After visiting Tiffany's mother and other relatives last night, Schmoke said he would look into whether the police could do a better job in the area.

But he noted that residents told him a foot patrolman had walked through the neighborhood 15 minutes before Tuesday night's shoot-out.

Shootings are commonplace, and drug dealers operate on the streets every day, said people who live and work in the area.

"That's nothing new," Annie Wright, a business owner, said of the shoot-out. "It just happened to catch a child in the cross-fire."

Wright owns Professional Cleaners at North Avenue and Rosedale Street. She is president of the Hilton North Merchants Association, which, she admitted, has not been active lately.

But the problems in the neighborhood -- drugs, unemployment, hopelessness -- cannot be solved by any organization, she said.

"People have been coming in here all day and saying, 'Shame.

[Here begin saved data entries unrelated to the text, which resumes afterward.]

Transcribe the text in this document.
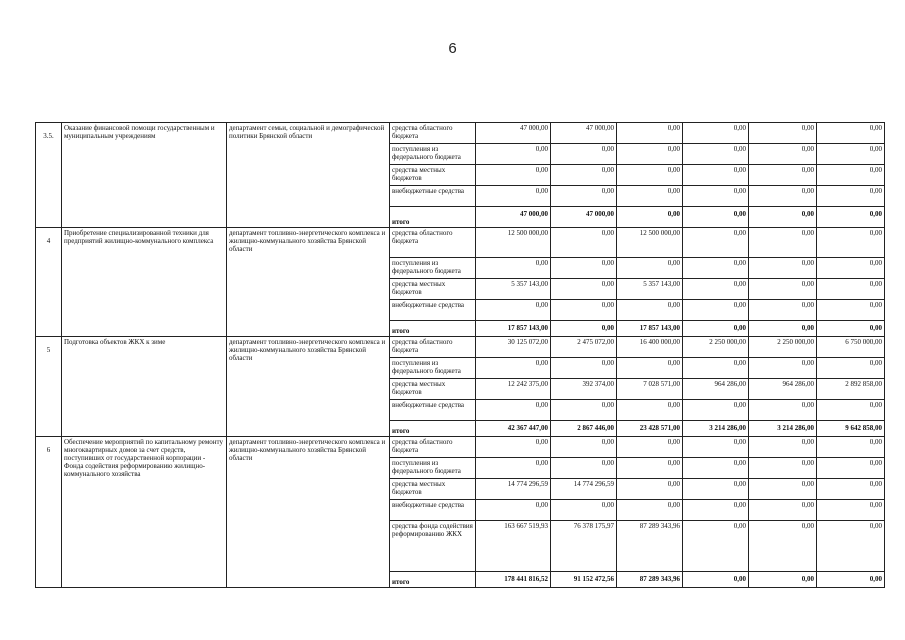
6
3.5.	Оказание финансовой помощи государственным и муниципальным учреждениям	департамент семьи, социальной и демографической политики Брянской области	средства областного бюджета	47 000,00	47 000,00	0,00	0,00	0,00	0,00
			поступления из федерального бюджета	0,00	0,00	0,00	0,00	0,00	0,00
			средства местных бюджетов	0,00	0,00	0,00	0,00	0,00	0,00
			внебюджетные средства	0,00	0,00	0,00	0,00	0,00	0,00
			итого	47 000,00	47 000,00	0,00	0,00	0,00	0,00

4	Приобретение специализированной техники для предприятий жилищно-коммунального комплекса	департамент топливно-энергетического комплекса и жилищно-коммунального хозяйства Брянской области	средства областного бюджета	12 500 000,00	0,00	12 500 000,00	0,00	0,00	0,00
			поступления из федерального бюджета	0,00	0,00	0,00	0,00	0,00	0,00
			средства местных бюджетов	5 357 143,00	0,00	5 357 143,00	0,00	0,00	0,00
			внебюджетные средства	0,00	0,00	0,00	0,00	0,00	0,00
			итого	17 857 143,00	0,00	17 857 143,00	0,00	0,00	0,00

5	Подготовка объектов ЖКХ к зиме	департамент топливно-энергетического комплекса и жилищно-коммунального хозяйства Брянской области	средства областного бюджета	30 125 072,00	2 475 072,00	16 400 000,00	2 250 000,00	2 250 000,00	6 750 000,00
			поступления из федерального бюджета	0,00	0,00	0,00	0,00	0,00	0,00
			средства местных бюджетов	12 242 375,00	392 374,00	7 028 571,00	964 286,00	964 286,00	2 892 858,00
			внебюджетные средства	0,00	0,00	0,00	0,00	0,00	0,00
			итого	42 367 447,00	2 867 446,00	23 428 571,00	3 214 286,00	3 214 286,00	9 642 858,00

6	Обеспечение мероприятий по капитальному ремонту многоквартирных домов за счет средств, поступивших от государственной корпорации - Фонда содействия реформированию жилищно-коммунального хозяйства	департамент топливно-энергетического комплекса и жилищно-коммунального хозяйства Брянской области	средства областного бюджета	0,00	0,00	0,00	0,00	0,00	0,00
			поступления из федерального бюджета	0,00	0,00	0,00	0,00	0,00	0,00
			средства местных бюджетов	14 774 296,59	14 774 296,59	0,00	0,00	0,00	0,00
			внебюджетные средства	0,00	0,00	0,00	0,00	0,00	0,00
			средства фонда содействия реформированию ЖКХ	163 667 519,93	76 378 175,97	87 289 343,96	0,00	0,00	0,00
			итого	178 441 816,52	91 152 472,56	87 289 343,96	0,00	0,00	0,00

Ain't that a shame.' " she said. "Yes, it is a shame that that little girl had to get killed. But it's not going to stop. Nothing's going to change."

James Mears agreed. He is president of the Winchester Improvement Association and a member of the Alliance of Rosemont Community Organizations, the umbrella group for area neighborhood associations.

Sure, he said, a greater police presence would help. But the area needs recreational activities for youngsters, tougher loitering laws and stricter enforcement, day camps, church activities and a completely new value system, he said.

Reporters focus attention on a community after a tragedy, Mears said, but then the reporters leave, "and the same people are hanging on the same corners. That environment is still there, and a new tragedy can happen tomorrow."

Herman Pittman, who owns Pittman's Sensuous Women beauty salon in the 3100 block of W. North Ave., said the problem is a lethal mix of guns and drugs.

And, he said, lawmakers, the National Rifle Association and gun dealers are as much to blame for Tiffany Smith's murder as the man who pulled the trigger.

He said he had closed his shop Tuesday night when he heard what sounded like cannons exploding. He ran around the corner, where Tiffany lay in a pool of blood.

A couple of hours earlier, Pittman had noticed the girl sitting on the curb clapping in time to the music during the block party.

"Then, I looked at that little girl," he said. "I looked down on that little girl, and it was bad. It was extremely bad to see a 6-year-old girl shot in the head."